I can’t remember the last time I have been so completely inspired by a book — inspired to take action, but also emotionally.
Kimmerer’s book is a wonderfully woven selection of stories from her personal life, her career as an ecologist, and her own rediscovery of her Potawatomi heritage.
She cleverly leads the reader on a wandering journey as she tells of her own experiences as a student, a teacher, a mother, a scientist, an Indigenous woman, and a being with personhood (other beings with personhood include trees, plants, animals, rivers, basically everything in the natural world), to discuss the damage we have done and are doing to indigenous culture, to the natural world, and by extension, to each other.
I must admit that I found this book hard to follow during the early chapters. Kimmerer seemed to be telling random stories with no clear direction. But this series of vignettes begins to paint a larger picture as she describes a project she worked on with a fellow grad student to prove her hypothesis that sweetgrass would grow better with a human caregiver selectively harvesting it — a notion that goes against traditional Western science’s insistence that humans are separate from the environment, rather than an integral part of it.

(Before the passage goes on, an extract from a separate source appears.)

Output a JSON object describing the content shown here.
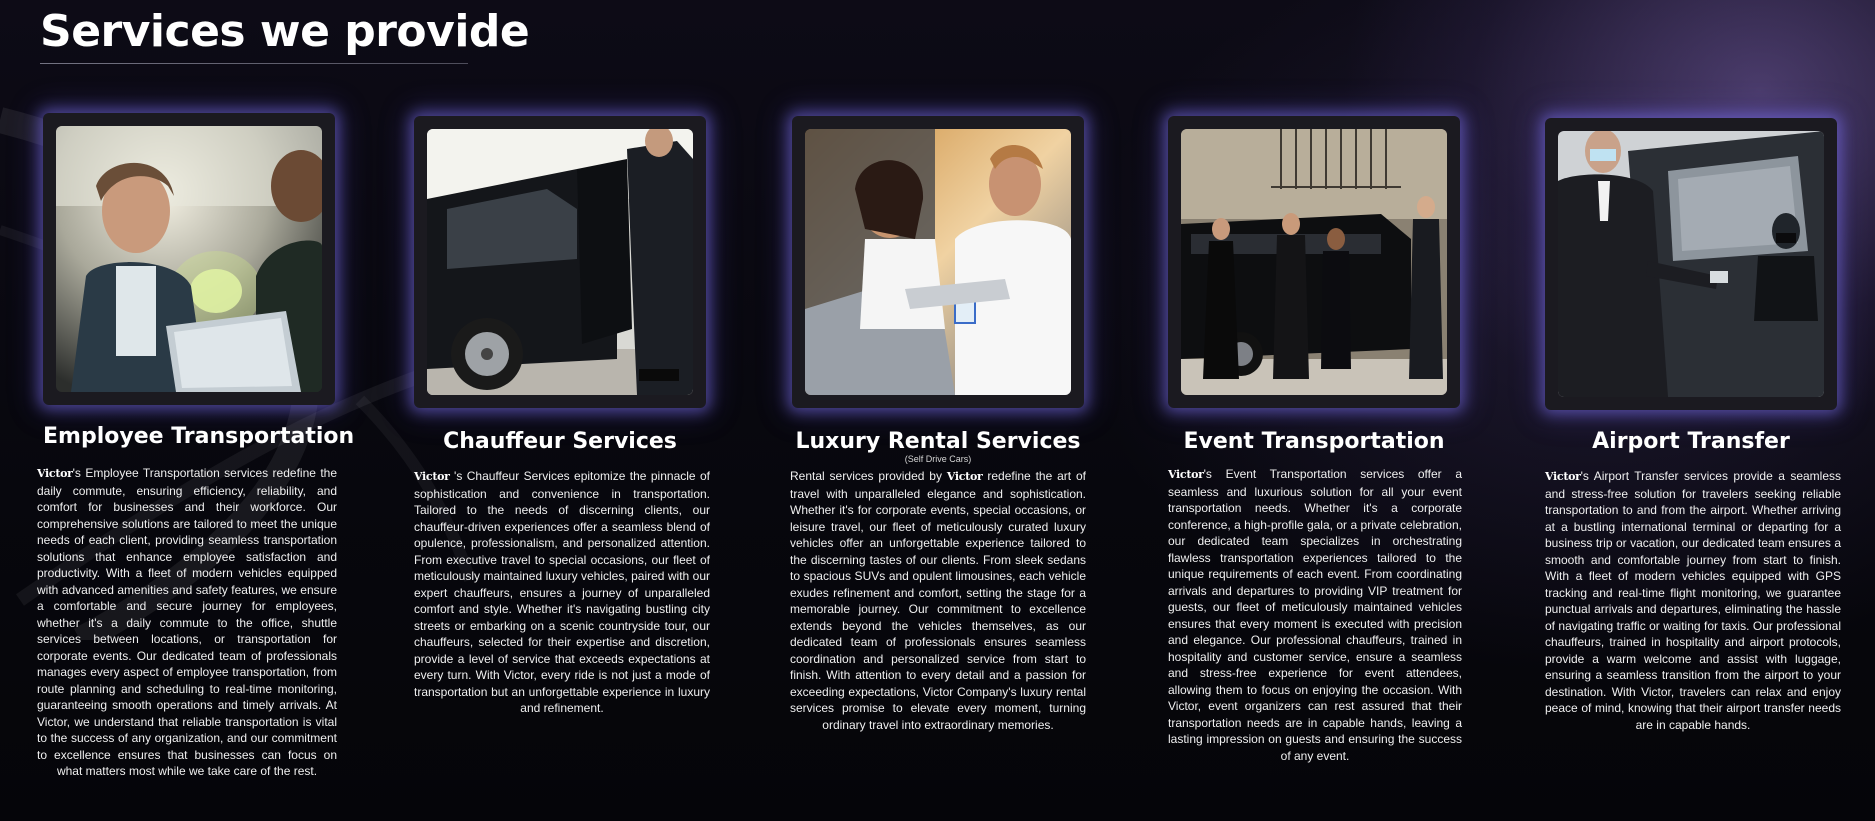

In their experiment, Kimmerer, her colleague, and their team demarcate plots of sweetgrass and treat each one according to several variables. There were those they did not harvest at all, those they harvested by snipping at the stem, and those they harvested by pulling entire clumps of sweetgrass from the dirt. Over the course of two years, they consistently found that the plots where they were actively harvesting sweetgrass grew back better the next season. They did not wipe out an entire plot by harvesting, but instead let the sweetgrass regrow on its own terms. And they were right. This technique showed that the plots which were untouched did not regrow well at all — the older taller stalks of sweetgrass went untouched and prevented new growth, eventually choking out younger stems until their plots suffered.
There are almost too many lessons to try to take away from this book in one reading. From sustainable gardening and agriculture to on-the-ground conservation efforts to throwing support to indigenous communities’ efforts to reclaim their language and traditions, this book highlights a long list of efforts we need to make to provide a more sustainable future.
I came away from this reading both angered and inspired, frustrated and hopeful. Kimmerer does not offer hard and fast solutions — there are too many, and too complex, to enumerate in a single volume — but she does present the reader with a call-to-action, to begin pushing for change, or at least enacting change in our daily lives.
I like the idea of a larger, more sustainable garden that we can harvest vegetables from, and allowing sections of our yard to grow “wild” with shrubs and bushes native to our area and beneficial to the other fauna and flora. I also know that I need to identify local organizations focused on ecological restoration and sustainability, but finding these can be tough, at least at first.
It’s still difficult to pin down specific steps I can take as an individual towards a more sustainable future, but this book has laid the path. We just have to follow it.